Intraday trading violation
Employees also violated a certain intraday trading rule ; at some banks you can’t buy and sell the same security within 24 hours. This silly rule should block staff from frontrunning on customer orders. In reality they wouldn’t have the time to frontrun any order at all. Customers’ trade executions are within split seconds. No human could be fast enough. And second, those retail orders aren’t moving markets anyway. Market makers would love to see the retail order flow coming. Not to frontrun, but to trade against them.

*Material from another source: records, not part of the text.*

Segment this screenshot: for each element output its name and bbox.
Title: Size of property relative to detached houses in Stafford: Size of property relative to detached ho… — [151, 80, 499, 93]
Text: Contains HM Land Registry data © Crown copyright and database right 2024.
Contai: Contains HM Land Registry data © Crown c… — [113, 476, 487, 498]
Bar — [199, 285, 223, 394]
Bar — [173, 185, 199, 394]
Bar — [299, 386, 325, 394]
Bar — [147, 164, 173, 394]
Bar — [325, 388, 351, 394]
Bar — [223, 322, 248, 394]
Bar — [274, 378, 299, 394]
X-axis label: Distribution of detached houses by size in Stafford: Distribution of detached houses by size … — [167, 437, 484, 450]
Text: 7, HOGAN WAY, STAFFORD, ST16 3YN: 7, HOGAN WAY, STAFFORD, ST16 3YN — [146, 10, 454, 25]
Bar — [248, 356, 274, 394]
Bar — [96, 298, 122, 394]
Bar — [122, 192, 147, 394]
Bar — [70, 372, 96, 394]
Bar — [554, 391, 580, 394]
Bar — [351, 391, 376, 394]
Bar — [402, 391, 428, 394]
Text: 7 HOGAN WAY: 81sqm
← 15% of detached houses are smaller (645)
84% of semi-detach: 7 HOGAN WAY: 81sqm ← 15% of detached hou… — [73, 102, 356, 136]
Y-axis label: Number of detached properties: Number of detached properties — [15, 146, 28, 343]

In the afternoon the Binck spokesman pointed to the intraday trading violations. Really, no lower staff would be fired for breaking such petty rules. There’s no real benefit for them, no one would be harmed and a small penalty would do.
Reverse engineering
So, reverse engineering the situation at Binck. My best guess is the risk managers sold some deep in-the-money options on the AEX index. Somehow they have been able to circumvent the margin requirements and draw some interest at a savings account. A few dozen box spreads would generate millions of option premium. And millions of option premium would generate a few thousand euros if you can find a decent savings account rate. The margin requirements are fixed by the clearing, maybe long options can offset those margins. Anyway, risk managers should know the procedures. Interest arbitrage against your own employer, would be serious robbery.